As commerce has become more global, especially encompassing much of Asia, and as travel to exotic places has become routine, Chabad facilities have grown in importance. Some serve vast numbers of Jews, whether they be young Israelis recently released from military service or Jews from every place of Jewish settlement traveling on business or for pleasure. Chabad centers at times provide meals and assist in other ways hundreds of Jews in the space of a single week.
The Mumbai tragedy will not deter young Chabad families eagerly seeking new or remote places where they can fulfill what they regard as their mission in life. Yet, with terrorism being a constant in today’s world and the prospect for the quieting of the fanaticism that has engulfed much of Islam being at most a remote possibility, we must be concerned about the security of Chabad emissaries, not only because of Mumbai copycats but even more because terrorists of all stripes target Jews only because they are Jewish. It is an urgent question as to how Chabad centers that serve as the main expression of Jewish life in far off places can be made more secure.
I imagine that requests are being made to governments to provide security and I imagine that some governments are responding positively. It is in the nature of things that protection is removed after a period of time when attention is no longer being paid. However, the war against Jews is an old and continuing story and our enemies take advantage of opportunities to harm us, this despite our total population being far less than a statistical error in the Indian census. We who are no more than two-tenth of one-percent of the world’s population are vilified, victimized and targeted.

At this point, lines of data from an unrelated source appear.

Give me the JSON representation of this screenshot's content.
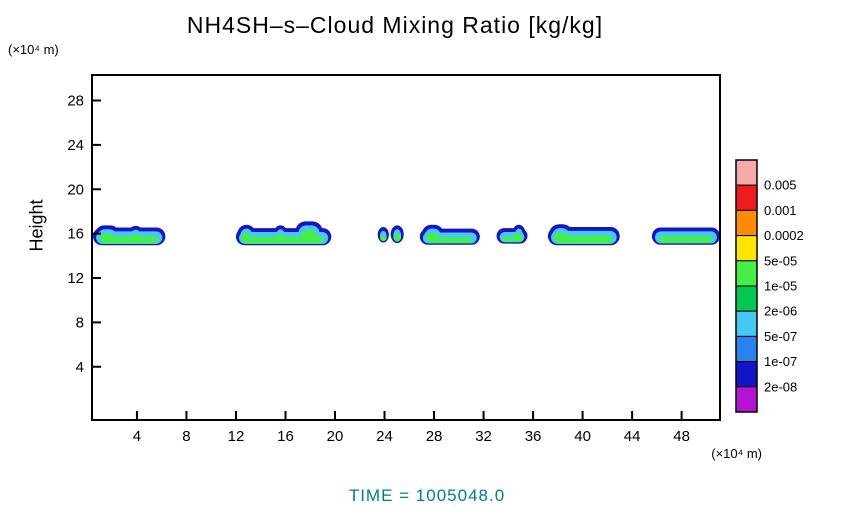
{
  "title": "NH4SH–s–Cloud Mixing Ratio [kg/kg]",
  "time_label": "TIME  =  1005048.0",
  "time_color": "#008080",
  "chart_data": {
    "type": "heatmap",
    "title": "NH4SH–s–Cloud Mixing Ratio [kg/kg]",
    "x_axis": {
      "units": "(×10⁴ m)",
      "ticks": [
        4,
        8,
        12,
        16,
        20,
        24,
        28,
        32,
        36,
        40,
        44,
        48
      ],
      "range": [
        0.37,
        51.1
      ]
    },
    "y_axis": {
      "label": "Height",
      "units": "(×10⁴ m)",
      "ticks": [
        4,
        8,
        12,
        16,
        20,
        24,
        28
      ],
      "range": [
        -0.8,
        30.3
      ]
    },
    "colorbar": {
      "labels": [
        "0.005",
        "0.001",
        "0.0002",
        "5e-05",
        "1e-05",
        "2e-06",
        "5e-07",
        "1e-07",
        "2e-08"
      ],
      "colors": [
        "#f7a8a8",
        "#ee1c1c",
        "#ff8c00",
        "#ffe400",
        "#46ef46",
        "#00c850",
        "#46c8f0",
        "#2882f0",
        "#1414c8",
        "#b414d2"
      ]
    },
    "clouds": {
      "description": "Cloud band near height 15-17 (x10^4 m), layered mixing-ratio contours",
      "layers": [
        {
          "name": "outer-low-ratio",
          "color": "#1414c8",
          "side": 0.0,
          "top": 0.0,
          "bottom": 0.0
        },
        {
          "name": "mid-ratio",
          "color": "#46c8f0",
          "side": 0.25,
          "top": 0.35,
          "bottom": 0.12
        },
        {
          "name": "core-high-ratio",
          "color": "#46ef46",
          "side": 0.6,
          "top": 0.8,
          "bottom": 0.18
        }
      ],
      "segments": [
        {
          "blobs": [
            [
              0.45,
              6.3,
              16.55,
              14.95
            ],
            [
              0.6,
              2.6,
              16.75,
              15.0
            ],
            [
              3.2,
              4.6,
              16.7,
              15.0
            ]
          ]
        },
        {
          "blobs": [
            [
              12.0,
              19.7,
              16.5,
              14.95
            ],
            [
              12.1,
              13.6,
              16.8,
              15.0
            ],
            [
              15.0,
              16.2,
              16.75,
              15.0
            ],
            [
              16.8,
              19.0,
              17.1,
              15.0
            ]
          ]
        },
        {
          "blobs": [
            [
              23.45,
              24.35,
              16.6,
              15.2
            ],
            [
              24.5,
              25.55,
              16.75,
              15.15
            ]
          ]
        },
        {
          "blobs": [
            [
              26.85,
              31.7,
              16.45,
              15.0
            ],
            [
              27.0,
              28.8,
              16.8,
              15.05
            ]
          ]
        },
        {
          "blobs": [
            [
              33.05,
              35.55,
              16.5,
              15.1
            ],
            [
              34.3,
              35.4,
              16.8,
              15.1
            ]
          ]
        },
        {
          "blobs": [
            [
              37.2,
              43.0,
              16.6,
              14.95
            ],
            [
              37.3,
              39.2,
              16.85,
              15.0
            ]
          ]
        },
        {
          "blobs": [
            [
              45.6,
              51.1,
              16.55,
              15.0
            ]
          ]
        }
      ]
    }
  }
}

The Kiddush Hashem that was the daily fare of the Holtzbergs and of many Chabad families in the field is heightened by the ongoing sacrifice of their being away from parents and close family members, at times in places where kosher food is scarcely available. There are trips home for simchas, conferences and special occasions and these breaks from the difficult routine that is their daily experience help them cope with the challenges and stresses that they face. They do not assuage the emotional difficulties arising from separation.
Increasingly, Chabad families are located in places where there are no religious schools for the children who must be taught at home by overburdened parents. When children become older, generally before they are Bat or Bar Mitzvah, they are sent to schools back home, primarily in Israel and North America. This may result in educational improvement, but it adds to the feeling of separation and the emotional hardship experienced by parents. In the Holtzberg’s situation, as we now know, there were additional reasons for emotional pain, none of which removed the smiles on their faces or diminished their chen or commitment to service.
In the current world economic crisis, doubtlessly most shluchim or emissaries are encountering unprecedented financial problems. Chabad services in the field do not have a dollar sign attached to them. There is, of course, fundraising and it can be intensive. In good economic times, it can be expected that Chabad kindness will be reciprocated by charitable contributions. Under present circumstance, the financial road has become much more difficult and, as with all other aspects of Jewish communal life, the likelihood is that the situation will get worse before we see any improvement.
Kiddush Hashem is never in vain, no matter how great the loss. Jews must never seek martyrdom, nor may we regard the sanctification of G-d’s name as trivial. The Holtzberg lived lives of kedusha. As we mourn their deaths and those who were killed with them, we know that they will live in the memory of the Jewish people, in our hearts and souls, as their goodness will inspire others to live sanctified lives.